Lo spogliatoio era già pieno di ragazze che si cambiavano. Feci altrettanto e poi entrai in campo. Stefano quel giorno era probabilmente di cattivo umore perché ci fece sudare più del solito e ammettiamolo, io odiavo correre. Forse se mi fossi allenata sarei stata anche brava, ma ero incredibilmente impacciata e la mia forza di volontà era praticamente nulla. Era per questo che avevo scelto la pallavolo. Amavo buttarmi a terra, amavo inarcare il corpo per schiacciare, amavo tutto di questo sport.
Due ore volano in fretta quando ti diverti. Infatti ero seduta sulla panchina dell’entrata con Elisa, la mia compagna di squadra, ad attendere mia madre. Mi ero distratta un secondo a guardare la palestra vuota quando mi vibrò il telefono nella tasca dei jeans. Lo estrassi con cautela. Un messaggio. Mamma. ‘Tesoro sono andata un secondo al supermercato. Tarderò 5 o 6 minuti ;)’ Porca puttana. Se c’era una cosa che odiavo era aspettare. Da sola, qui come un idiota in una palestra vuota. Toccai lo schermo nella sezione ‘componi’ ma poi cambiai idea.

“Che c’è, tutto bene?” Mi chiese Elisa sporgendosi un attimo per osservare la mia espressione. No. Non va tutto bene. Odio aspettare cazzo. Sospirai. “Si. Insomma mia madre è al supermercato, ci metterà più del previsto.” Dissi guardando lo schermo del telefono oscurato. “Se vuoi possiamo fare un giro nella palestra accanto. Penso che stiano facendo una partita a basket. Così, giusto per passare il tempo.” Perché no. Tanto che cambiava. Una palestra o l’altra non faceva differenza. “Ma sì. Andiamo.” Dissi. Ci alzammo e uscimmo.
La ghiaia scricchiolava sotto il nostro peso e la borsa con i vestiti, tintinnava ad ogni passo. “Andiamo sulle tribune?” Mi chiese l’Eli, voltatasi verso di me. “Si, prima però vorrei vedere chi c’è dentro.” Dissi dirigendomi verso una finestra. “Ok, ti aspetto dentro allora.” “Certo, vai pure” Le dissi rivolgendole un sorriso.
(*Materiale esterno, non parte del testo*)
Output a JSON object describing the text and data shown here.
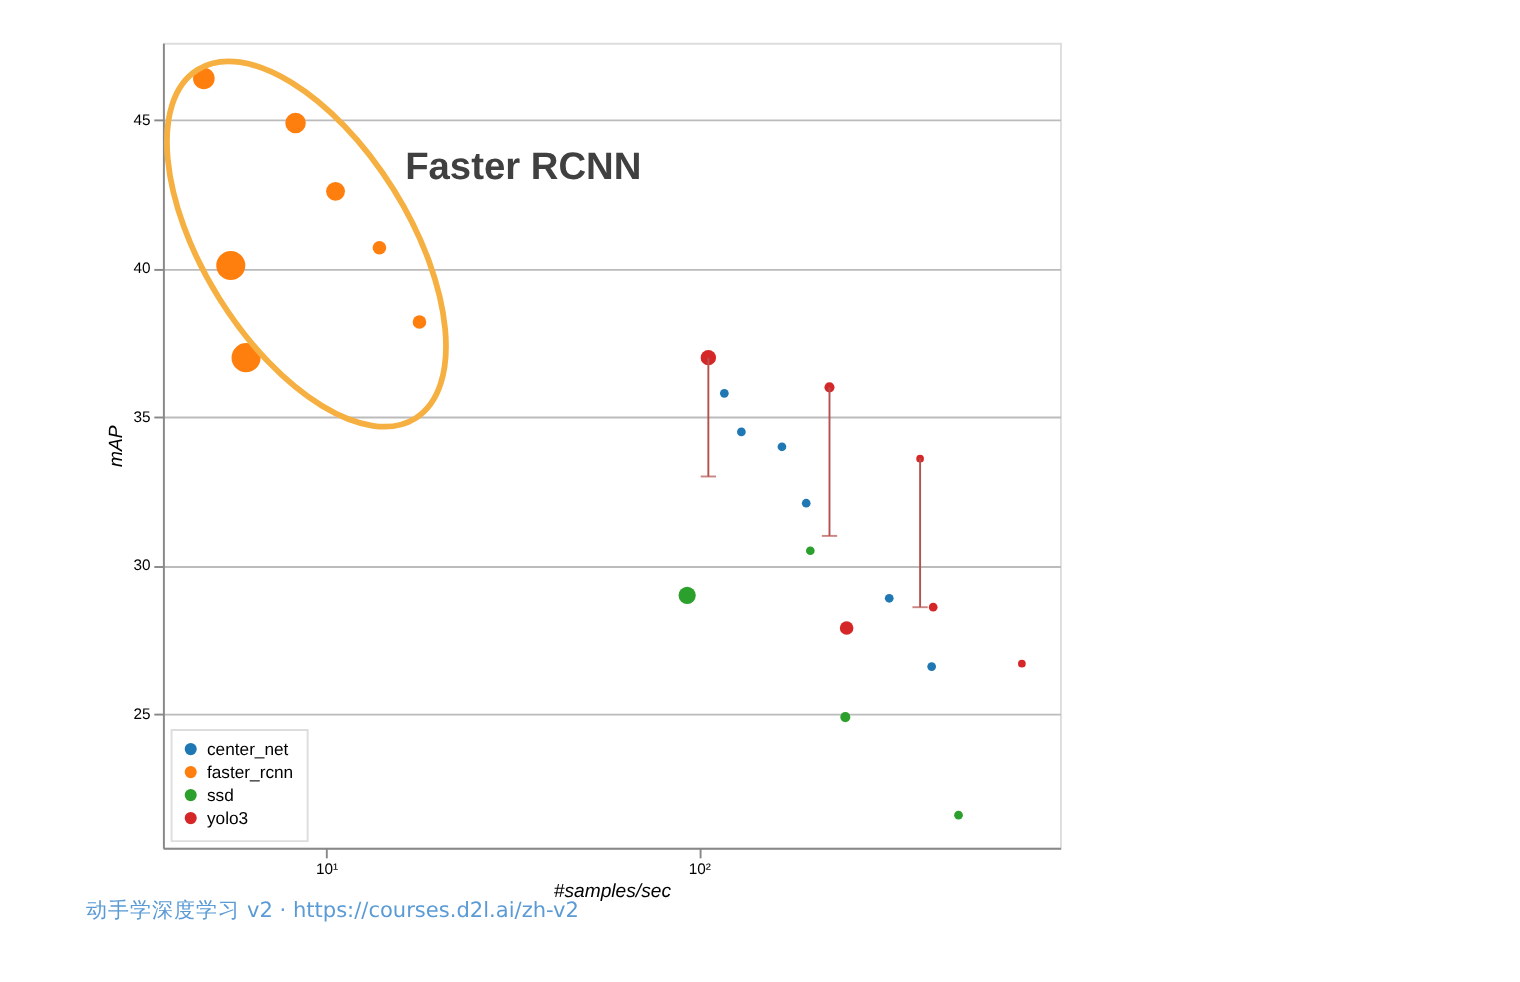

Dannazione. La finestra è troppo alta. Devo cercare qualche cosa per raggiungerla. Mi girai intorno per cercare qualche cosa sul quale avrei potuto avvicinarla. Guardai dall’altra parte della strada. C’era un cassonetto di quelli piccoli per la raccolta differenziata. Fantastico. Corsi a prenderlo guardando bene che non ci fosse nessuno nei paraggi. Lo posi sotto la finestra e vi salii su con i piedi. Oh, adesso sì che si ragionava. Era vero, c’era una partita in corso. Alcuni ragazzi stavano scherzando al centro campo, mentre uno di loro tirava a canestro. Altri erano seduti. Poi vidi un ragazzo moro, che era appena uscito dallo spogliatoio. Una canotta bianca e sudata gli percorreva il torace e stringeva con le mani l’asciugamano che portava al collo. Avevo visto troppe volte quel profilo, quei capelli, quelle spalle per non riconoscerlo.
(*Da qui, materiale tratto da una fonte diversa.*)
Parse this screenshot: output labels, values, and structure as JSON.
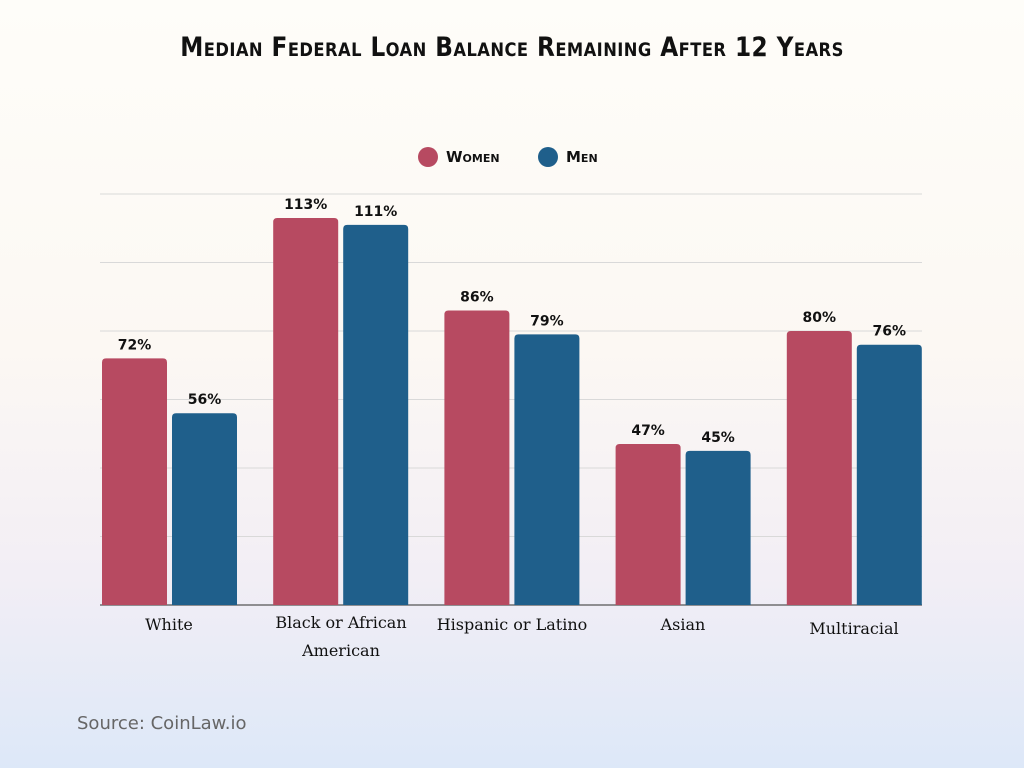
{
  "chart_data": {
    "type": "bar",
    "title": "Median Federal Loan Balance Remaining After 12 Years",
    "categories": [
      "White",
      "Black or African American",
      "Hispanic or Latino",
      "Asian",
      "Multiracial"
    ],
    "series": [
      {
        "name": "Women",
        "values": [
          72,
          113,
          86,
          47,
          80
        ],
        "color": "#b74a61"
      },
      {
        "name": "Men",
        "values": [
          56,
          111,
          79,
          45,
          76
        ],
        "color": "#1f5f8b"
      }
    ],
    "data_labels": [
      [
        "72%",
        "113%",
        "86%",
        "47%",
        "80%"
      ],
      [
        "56%",
        "111%",
        "79%",
        "45%",
        "76%"
      ]
    ],
    "unit": "%",
    "ylim": [
      0,
      120
    ],
    "grid": true,
    "legend": "top-center",
    "source": "Source: CoinLaw.io"
  }
}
Dio Cristo era proprio lui. Cosa ci faceva in palestra? Lui fa nuoto…  probabilmente era li con degli amici, giusto per fare una partita. Il mio cuore cominciò a battere così forte che riuscivo a sentirlo premere contro le costole. Mi sentii le guance bruciare. Non volevo trovarmi lì, su un cassonetto dell’immondizia davanti ad una finestra. Mi sentivo una stupida. Feci per scendere quando un piede perse stabilità, probabilmente per l’umidità sulla plastica. Chiusi gli occhi e in un momento mi ritrovai a terra. Avevo fatto troppo rumore perché nessuno se ne fosse accorto.
Oh.  Merda.
 

*Angolo dell'autore*
Mi scuso se il prologo non l'ho reso "esteticamente" bello, ma sono nuovissima e
davvero non avevo la più pallida idea di come sistemarlo.